“Best of” Lists: TED Talks 2011


Yes, we know.  We posted about TED Talks before.   And yet, there’s no end to how many posts we could dedicate to their classroom usefulness.  From December 8th TED and The Huffington Post counted down the most important 18 TED Talks of 2011. It’s an interesting end of year “calendar” of sorts.  Its purpose: to create a “year-end journey of ideas” in order to better “shape the world in 2012.

If you had all the time in the world you could have students watch all 18 videos and talk about trends during 2011.  Instead, choose.  Below we’ve chosen our favorites and included some areas of focus for classroom examination.

Kathryn Schulz: On Regret

How many texts do we teach that deal with the idea of regret?  Let me name a few: The Scarlet Letter, All the King’s Men, The Adventures of Huckleberry Finn; those are just the novels I’ve taught so far this year.  Schulz’s speech is good because it is applicable to any text we teach that deals in regret, which is to say it is a supplement for anything we teach.  Think Shakespeare here or The Things They Carried.

1.  Examine the following quote from Lady MacBeth that Schulz uses in her speech:  “Things without all remedy should be without regard; what’s done is done.”  Explain the irony in how Schulz uses the quote and whether or not this type of statement actually holds true for the human condition.

2.  Define and evaluate how Schulz sees regret.  What are the flaws in her assessment?

3.  What value is there, according to Schulz, in “acts of idiocy?”

4.  How do we make peace with regret?  Is it necessary?


Graham Hill: Less Stuff More Happiness

This TED Talk is a perfect supplement for Transcendentalism but in our opinion you could use this as a stand-alone piece.  Have students SOAPSTone and “watch” for argument.

1.  Identify & evaluate Hill’s argument about modern Americans and their stuff.
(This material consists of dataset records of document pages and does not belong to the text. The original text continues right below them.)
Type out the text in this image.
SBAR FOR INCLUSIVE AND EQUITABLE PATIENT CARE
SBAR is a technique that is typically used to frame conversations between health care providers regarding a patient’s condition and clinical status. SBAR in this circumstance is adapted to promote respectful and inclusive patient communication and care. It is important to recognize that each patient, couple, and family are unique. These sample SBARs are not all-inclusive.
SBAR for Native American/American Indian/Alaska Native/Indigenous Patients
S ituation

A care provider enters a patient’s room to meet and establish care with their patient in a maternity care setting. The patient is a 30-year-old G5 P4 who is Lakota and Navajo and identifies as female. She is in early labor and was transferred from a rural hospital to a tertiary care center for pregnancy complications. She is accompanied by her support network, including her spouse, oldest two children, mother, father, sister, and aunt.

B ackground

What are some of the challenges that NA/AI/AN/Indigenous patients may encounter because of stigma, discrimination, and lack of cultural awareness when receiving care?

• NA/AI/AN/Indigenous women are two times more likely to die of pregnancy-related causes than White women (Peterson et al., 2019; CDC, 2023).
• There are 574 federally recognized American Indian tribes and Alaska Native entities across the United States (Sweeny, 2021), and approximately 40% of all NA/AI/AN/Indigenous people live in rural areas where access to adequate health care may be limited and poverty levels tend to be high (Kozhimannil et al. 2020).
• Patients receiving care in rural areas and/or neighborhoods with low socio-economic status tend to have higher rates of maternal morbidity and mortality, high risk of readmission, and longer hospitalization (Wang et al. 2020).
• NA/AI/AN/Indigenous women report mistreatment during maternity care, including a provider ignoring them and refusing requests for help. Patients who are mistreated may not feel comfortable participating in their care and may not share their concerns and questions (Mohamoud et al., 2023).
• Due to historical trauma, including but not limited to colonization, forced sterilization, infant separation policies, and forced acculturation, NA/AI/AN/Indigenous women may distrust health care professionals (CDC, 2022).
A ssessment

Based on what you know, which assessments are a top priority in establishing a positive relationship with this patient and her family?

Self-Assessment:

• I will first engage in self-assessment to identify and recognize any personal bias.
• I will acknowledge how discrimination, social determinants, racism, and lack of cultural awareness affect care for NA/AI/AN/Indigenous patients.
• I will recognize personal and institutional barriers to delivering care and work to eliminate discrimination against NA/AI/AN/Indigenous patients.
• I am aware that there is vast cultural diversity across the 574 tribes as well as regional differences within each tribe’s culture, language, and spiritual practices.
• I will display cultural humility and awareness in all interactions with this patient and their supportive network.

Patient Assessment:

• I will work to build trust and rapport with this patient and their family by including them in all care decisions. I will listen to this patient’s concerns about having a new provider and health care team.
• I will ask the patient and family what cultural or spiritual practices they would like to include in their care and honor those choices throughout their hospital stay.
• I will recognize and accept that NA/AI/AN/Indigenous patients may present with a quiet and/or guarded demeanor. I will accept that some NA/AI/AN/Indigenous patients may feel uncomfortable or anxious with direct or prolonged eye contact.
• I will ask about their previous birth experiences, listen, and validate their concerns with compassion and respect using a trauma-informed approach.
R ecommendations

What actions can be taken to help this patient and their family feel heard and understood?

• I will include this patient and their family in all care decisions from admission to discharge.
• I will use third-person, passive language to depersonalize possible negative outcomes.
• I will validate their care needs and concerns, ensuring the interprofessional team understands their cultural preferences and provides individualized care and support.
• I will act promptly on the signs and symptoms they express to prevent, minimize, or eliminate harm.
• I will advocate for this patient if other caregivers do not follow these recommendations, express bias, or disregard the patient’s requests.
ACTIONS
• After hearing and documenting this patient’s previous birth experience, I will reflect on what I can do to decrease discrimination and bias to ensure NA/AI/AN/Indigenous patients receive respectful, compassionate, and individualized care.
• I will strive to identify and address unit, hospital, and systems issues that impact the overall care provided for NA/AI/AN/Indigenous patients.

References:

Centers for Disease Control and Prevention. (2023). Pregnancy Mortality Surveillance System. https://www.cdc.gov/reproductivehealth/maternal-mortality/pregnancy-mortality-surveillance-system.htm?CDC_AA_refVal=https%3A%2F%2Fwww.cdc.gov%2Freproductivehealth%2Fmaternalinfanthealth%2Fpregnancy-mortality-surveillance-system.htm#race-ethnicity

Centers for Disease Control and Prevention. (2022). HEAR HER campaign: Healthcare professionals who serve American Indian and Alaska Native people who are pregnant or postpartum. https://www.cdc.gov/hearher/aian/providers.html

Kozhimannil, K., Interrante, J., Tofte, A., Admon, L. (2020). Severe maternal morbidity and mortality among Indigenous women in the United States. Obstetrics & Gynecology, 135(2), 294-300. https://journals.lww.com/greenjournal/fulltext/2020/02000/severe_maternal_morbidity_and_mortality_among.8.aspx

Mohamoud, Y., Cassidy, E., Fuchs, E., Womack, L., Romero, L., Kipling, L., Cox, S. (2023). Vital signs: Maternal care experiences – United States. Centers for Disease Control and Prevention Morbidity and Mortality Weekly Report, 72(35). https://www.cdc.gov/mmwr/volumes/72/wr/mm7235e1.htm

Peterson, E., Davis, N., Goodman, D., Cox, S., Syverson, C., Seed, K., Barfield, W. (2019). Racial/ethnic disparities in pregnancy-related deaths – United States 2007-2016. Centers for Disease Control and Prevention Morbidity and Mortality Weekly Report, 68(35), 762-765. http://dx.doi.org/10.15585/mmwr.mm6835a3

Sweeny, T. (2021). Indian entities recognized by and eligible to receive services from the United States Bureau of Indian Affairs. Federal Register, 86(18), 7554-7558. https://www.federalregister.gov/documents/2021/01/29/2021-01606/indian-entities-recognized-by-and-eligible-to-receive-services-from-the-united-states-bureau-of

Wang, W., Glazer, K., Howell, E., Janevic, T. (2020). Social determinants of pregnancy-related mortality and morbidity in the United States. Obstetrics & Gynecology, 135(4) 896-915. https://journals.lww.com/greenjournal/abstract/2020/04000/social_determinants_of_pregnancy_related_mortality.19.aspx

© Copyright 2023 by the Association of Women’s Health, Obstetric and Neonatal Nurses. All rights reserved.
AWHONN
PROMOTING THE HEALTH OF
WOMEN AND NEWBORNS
2.  Define and discuss each of Hill’s categories:

  • Edit Ruthlessly
  • Think Small
  • Live an “edited” Life

3.  Is Hill’s use of the “moving box” effective?


Salman Khan: Let’s Use Video to Reinvent Education

Students have opinions, too, when it comes to how they experience their education.  Several years ago, the AP Language and Composition exam even asked them to evaluate English curriculum.  Use Khan’s video as a way to make them take ownership of their own education.

1.  Identify and evaluate Khan’s argument about education.
2.  What argument can you make about YouTube based on Khan’s experience?
3.  What is Khan’s argument about the education and globalization?
4.  If Khan’s approach to education was adopted nationally, what effect do you believe there would be on YOUR education?